# Construction for algebras over little cubes operad

Recently I came across the following construction:

Fix a dimension $k$. Let $C$ denote the space whose points are disjoint rectilinear embeddings $c\colon I^k\to \mathbb R^k$ of the (closed) $k$-dimensional cube into $\mathbb R^k$; let us call the points $c\in C$ cubes in $\mathbb R ^k$ (or just cubes) Given a cube $c$ and disjoint subcubes $c_1,\dots ,c_n\subset c$ this determines uniquely an $n$-ary operation $f\in O(n)$ in the little k-cubes operad (which we shall denote by $O$ here), given by the unique rectilinear factorization $\coprod_{i=1}^nc_i\colon \coprod^n I^k\xrightarrow{f} I^k \xrightarrow{c} \mathbb R$. Note that different such inclusions might give rise to the same operation in $O(n)$.

Now let us assume that some of these inclusions $\coprod c_i \subset c$ are marked and consider the functor $F$ which associates to an algebra $A$ (in spaces) over the little $k$-cubes operad the following space $FA$: Points in $FA$ are maps $g\colon C\to A$ such that for each marked inclusion $\coprod c_i\subset c$ and corresponding operation $f\in O(n)$ we have $f(g(c_1),\dots,g(c_n))= f(c)$.

Here are some issues

1. I am a bit worried about the equality constraint in the definition of $FA$. Maybe it might be more appropriate using a more homotopical construction which keeps track of (coherent) paths between $f(g(c_1),\dots,g(c_n))$ and $f(c)$.

2. I would expect that if we mark all inclusions $c\subset c'$ of a single cube into another (and only those), then $FA$ should recover the space $A$ itself; at least up to homotopy. Is there a way to write the construction such that this becomes obvious?

More generally it seems to me that this construction should be an instance of a very general procedure which I am only able to describe heuristically: We make the space $C$ into a topological colored operad which has $C$ as it's space of colors and which has operations $(c_1,\dots,c_n)\to c$ given by disjoint inclusions. Then $C$ comes equipped with a canonical map $C\to O$. Moreover, some of the operations in $C$ are marked. Now it seems that $FA$ should be some sort of space of "maps of marked topological (or infinity-) operads" from $C$ to $A^\otimes$ where $A^\otimes\to O$ is some sort of operadic cocartesian fibration which describes the $O$-algebra $A$.

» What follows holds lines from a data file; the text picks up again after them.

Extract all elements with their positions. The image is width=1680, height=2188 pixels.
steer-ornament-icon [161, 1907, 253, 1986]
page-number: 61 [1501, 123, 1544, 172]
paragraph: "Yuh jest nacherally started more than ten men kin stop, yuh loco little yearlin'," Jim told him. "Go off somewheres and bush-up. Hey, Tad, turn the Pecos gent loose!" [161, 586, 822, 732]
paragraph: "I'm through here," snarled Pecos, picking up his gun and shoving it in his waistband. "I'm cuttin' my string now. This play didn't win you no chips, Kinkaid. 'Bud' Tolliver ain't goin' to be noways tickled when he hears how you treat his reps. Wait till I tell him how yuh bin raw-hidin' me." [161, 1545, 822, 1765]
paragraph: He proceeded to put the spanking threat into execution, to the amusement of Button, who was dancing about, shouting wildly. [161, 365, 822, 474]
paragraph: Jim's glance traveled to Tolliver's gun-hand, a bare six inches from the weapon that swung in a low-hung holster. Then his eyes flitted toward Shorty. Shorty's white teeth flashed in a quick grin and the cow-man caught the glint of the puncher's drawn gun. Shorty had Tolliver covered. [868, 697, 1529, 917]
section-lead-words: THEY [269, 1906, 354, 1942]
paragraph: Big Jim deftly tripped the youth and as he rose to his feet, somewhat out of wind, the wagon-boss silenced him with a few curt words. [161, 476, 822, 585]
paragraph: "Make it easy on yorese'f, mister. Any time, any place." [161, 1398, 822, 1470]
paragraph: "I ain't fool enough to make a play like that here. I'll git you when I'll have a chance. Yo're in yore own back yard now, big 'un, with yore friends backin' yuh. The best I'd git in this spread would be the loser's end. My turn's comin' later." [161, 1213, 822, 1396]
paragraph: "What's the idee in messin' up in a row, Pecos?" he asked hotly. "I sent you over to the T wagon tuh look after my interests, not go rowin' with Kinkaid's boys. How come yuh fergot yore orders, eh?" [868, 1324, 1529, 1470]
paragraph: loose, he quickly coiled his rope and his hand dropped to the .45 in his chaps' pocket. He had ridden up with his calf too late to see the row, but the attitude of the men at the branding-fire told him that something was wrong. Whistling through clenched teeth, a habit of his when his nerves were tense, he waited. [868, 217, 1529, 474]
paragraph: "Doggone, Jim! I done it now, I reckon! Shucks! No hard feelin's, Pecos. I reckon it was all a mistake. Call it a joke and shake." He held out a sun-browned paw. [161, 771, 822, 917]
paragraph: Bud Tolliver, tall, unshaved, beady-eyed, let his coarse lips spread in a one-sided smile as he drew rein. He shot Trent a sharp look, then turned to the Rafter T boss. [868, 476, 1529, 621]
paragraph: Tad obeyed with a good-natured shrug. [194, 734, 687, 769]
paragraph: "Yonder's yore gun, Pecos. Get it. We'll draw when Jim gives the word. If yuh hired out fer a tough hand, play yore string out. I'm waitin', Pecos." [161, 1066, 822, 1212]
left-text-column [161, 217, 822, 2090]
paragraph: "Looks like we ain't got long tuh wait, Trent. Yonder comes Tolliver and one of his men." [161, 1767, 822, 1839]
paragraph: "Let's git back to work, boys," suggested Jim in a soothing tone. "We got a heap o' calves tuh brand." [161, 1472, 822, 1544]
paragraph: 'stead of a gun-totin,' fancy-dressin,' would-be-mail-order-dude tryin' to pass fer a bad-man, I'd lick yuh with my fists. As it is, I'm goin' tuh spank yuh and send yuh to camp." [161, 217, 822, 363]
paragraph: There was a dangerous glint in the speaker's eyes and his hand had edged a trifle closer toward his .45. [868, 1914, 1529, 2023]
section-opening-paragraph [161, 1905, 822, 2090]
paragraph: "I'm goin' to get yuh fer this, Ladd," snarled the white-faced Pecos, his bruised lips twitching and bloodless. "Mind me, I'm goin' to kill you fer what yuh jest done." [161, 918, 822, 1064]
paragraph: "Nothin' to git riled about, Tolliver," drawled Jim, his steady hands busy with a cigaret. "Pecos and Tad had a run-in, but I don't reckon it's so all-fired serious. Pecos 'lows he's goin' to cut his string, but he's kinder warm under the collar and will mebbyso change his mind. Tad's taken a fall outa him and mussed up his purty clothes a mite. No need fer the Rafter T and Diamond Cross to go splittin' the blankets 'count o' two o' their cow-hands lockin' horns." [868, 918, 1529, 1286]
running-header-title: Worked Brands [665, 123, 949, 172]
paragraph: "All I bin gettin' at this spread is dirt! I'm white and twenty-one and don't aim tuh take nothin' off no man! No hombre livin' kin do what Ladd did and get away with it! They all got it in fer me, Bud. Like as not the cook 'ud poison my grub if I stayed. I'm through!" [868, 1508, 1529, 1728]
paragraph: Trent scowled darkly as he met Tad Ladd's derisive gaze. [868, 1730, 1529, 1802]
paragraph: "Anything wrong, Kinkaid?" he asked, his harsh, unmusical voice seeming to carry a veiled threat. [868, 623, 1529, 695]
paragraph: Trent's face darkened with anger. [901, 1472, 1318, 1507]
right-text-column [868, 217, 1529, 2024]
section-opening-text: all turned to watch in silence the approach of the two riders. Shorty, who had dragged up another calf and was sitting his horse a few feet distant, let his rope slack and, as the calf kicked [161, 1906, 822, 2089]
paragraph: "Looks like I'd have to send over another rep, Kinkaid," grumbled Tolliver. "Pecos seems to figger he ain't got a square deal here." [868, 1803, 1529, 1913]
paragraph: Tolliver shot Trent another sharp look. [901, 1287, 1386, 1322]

So here are (some of) my questions: What is the relation between the colored operad $C$ describes above and the little cubes operad? Is there a different description of this construction? How exactly should I define $A^\otimes$? What is the best way to make this construction precise, preferably in the language of infinity-categories? Is there a good theory of operadic cocartesian fibrations analogous to the one for infinity-categories?

As you point out, it indeed seems that in order to get a well-behaved answer one should work in a suitable homotopical setting, for example, that of $\infty$-categories and $\infty$-operads. Using this language one may reformulate your construction as follows: identifying spaces with $\infty$-groupoids (i.e., $\infty$-categories in which all arrows are invertible) we may think of $A$ as an $\infty$-groupoid endowed with an $E_k$-monoidal product (for example, we may imagine for intuition purposes that $A$ is a braided monoidal groupoid). We may encode such an object by a left fibration $A^{\otimes} \to E_k$ of $\infty$-operads.
In the case when you consider all the operations as "marked", your $C$ should be thought of as an $\infty$-operad $C^{\otimes}$, whose space of colors are rectilinear embedding $I^k \to \textbf{R}^k$ of disks in $\textbf{R}^k$ and whose operations are given by compatible rectilinear embeddings between disks. When suitably interpreted, this is a particular case of a general construction, in which you can replace $\textbf{R}^k$ with any space $B$ equipped with a real vector bundle $\tau:E \to B$ (see section 5.4.2 of Lurie's book higher algebra, and in particular Definition 5.4.2.10). The resulting $\infty$-operad, let's call it $E_B$, will encode the algebraic theory of ($\tau$-twisted) $B$-families of $E_k$-algebras. In your case, since $B=\textbf{R}^k$ is contractible, you will just get back $C^{\otimes} = E_{\textbf{R}^k} \simeq E_k$. Your definition of $FA$ (when homotopically interpreted) then gives the space of $\infty$-operad maps $C^{\otimes} = E_k \to A$ over $E_k$, or, equivalently, the space of $E_k$-algebra objects in $A$. This space is however not very interesting: a formal consequence of the fact that $E_k$ is a unital $\infty$-operad is that the space of $E_k$-algebra objects in any $E_k$-monoidal $\infty$-groupoid is contractible (essentially because the unit map $1\to X$ provides a natural equivalence between any such $E_k$-algebra object and the trivial one).